Several studies and reports have shown that agranulocytosis develops after a short duration of deferiprone use, ranging from three months to one year.12-17, 21 The current protocol of deferiprone use advises rigid adherence to weekly monitoring of blood counts and strict guidelines for interrupting or discontinuing therapy. This affects the quality of life of these patients with multiple hospital attendance and blood collections, and may not be appropriate for patients who have already finished their first year of deferiprone therapy. In our practice, we perform weekly counts for the first 2 months and thereafter monthly assessments at the time of blood transfusion. As our patients have to travel long distances, it is not practical to do weekly blood counts.

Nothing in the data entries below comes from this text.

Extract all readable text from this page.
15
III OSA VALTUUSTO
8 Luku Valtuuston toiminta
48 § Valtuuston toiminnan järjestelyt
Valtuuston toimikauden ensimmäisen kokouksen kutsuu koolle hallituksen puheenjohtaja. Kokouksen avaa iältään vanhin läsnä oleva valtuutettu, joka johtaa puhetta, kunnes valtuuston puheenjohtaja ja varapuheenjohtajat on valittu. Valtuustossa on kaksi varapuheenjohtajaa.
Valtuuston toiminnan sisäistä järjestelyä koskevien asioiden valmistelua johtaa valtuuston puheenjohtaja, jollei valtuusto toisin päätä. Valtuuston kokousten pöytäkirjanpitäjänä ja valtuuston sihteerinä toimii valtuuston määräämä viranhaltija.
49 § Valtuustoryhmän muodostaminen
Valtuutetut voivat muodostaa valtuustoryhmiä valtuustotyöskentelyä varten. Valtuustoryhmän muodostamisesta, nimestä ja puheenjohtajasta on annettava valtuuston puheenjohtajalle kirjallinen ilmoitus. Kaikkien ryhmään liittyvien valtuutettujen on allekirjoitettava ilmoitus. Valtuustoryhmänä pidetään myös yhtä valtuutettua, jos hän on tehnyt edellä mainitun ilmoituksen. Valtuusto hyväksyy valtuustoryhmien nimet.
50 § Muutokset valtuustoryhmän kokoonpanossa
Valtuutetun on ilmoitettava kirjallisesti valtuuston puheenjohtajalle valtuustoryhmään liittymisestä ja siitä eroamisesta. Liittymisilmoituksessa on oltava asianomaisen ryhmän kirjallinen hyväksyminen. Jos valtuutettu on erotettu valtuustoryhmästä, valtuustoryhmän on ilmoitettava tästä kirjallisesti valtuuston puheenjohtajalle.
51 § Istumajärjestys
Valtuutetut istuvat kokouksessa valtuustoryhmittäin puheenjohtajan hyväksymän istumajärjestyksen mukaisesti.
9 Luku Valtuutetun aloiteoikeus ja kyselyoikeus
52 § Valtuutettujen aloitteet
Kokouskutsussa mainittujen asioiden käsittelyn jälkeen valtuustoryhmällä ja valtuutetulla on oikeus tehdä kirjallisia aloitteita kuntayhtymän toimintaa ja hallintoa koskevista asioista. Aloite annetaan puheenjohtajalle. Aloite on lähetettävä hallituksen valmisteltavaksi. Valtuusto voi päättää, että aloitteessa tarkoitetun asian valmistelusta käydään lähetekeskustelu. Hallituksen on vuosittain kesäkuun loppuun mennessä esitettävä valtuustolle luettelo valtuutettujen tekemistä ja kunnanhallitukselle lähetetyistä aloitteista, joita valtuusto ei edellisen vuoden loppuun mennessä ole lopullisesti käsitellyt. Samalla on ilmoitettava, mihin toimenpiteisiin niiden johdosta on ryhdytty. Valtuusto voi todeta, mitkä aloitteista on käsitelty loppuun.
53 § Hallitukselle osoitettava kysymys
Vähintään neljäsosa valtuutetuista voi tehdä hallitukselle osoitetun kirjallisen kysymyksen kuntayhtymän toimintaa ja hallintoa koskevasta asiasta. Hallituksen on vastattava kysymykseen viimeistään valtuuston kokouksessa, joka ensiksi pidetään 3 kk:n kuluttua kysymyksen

However, the patients are given detailed counselling regarding any fever and are advised to stop deferiprone immediately if this occurs and to go to the nearest hospital.

 

CONCLUSION

We can conclude from our data, bearing in mind the main limitation of this case series which is the small sample size, that deferiprone can be safely used for iron chelation in thalassaemia major patients with iron overload, especially because it offers increased cardiac protection and improved survival, so long as the ANC is very strictly and regularly monitored. In this way, it is possible to detect the likelihood of developing a life-threatening complication early so that it can be avoided or measures can be taken to minimize the side effects and their outcomes.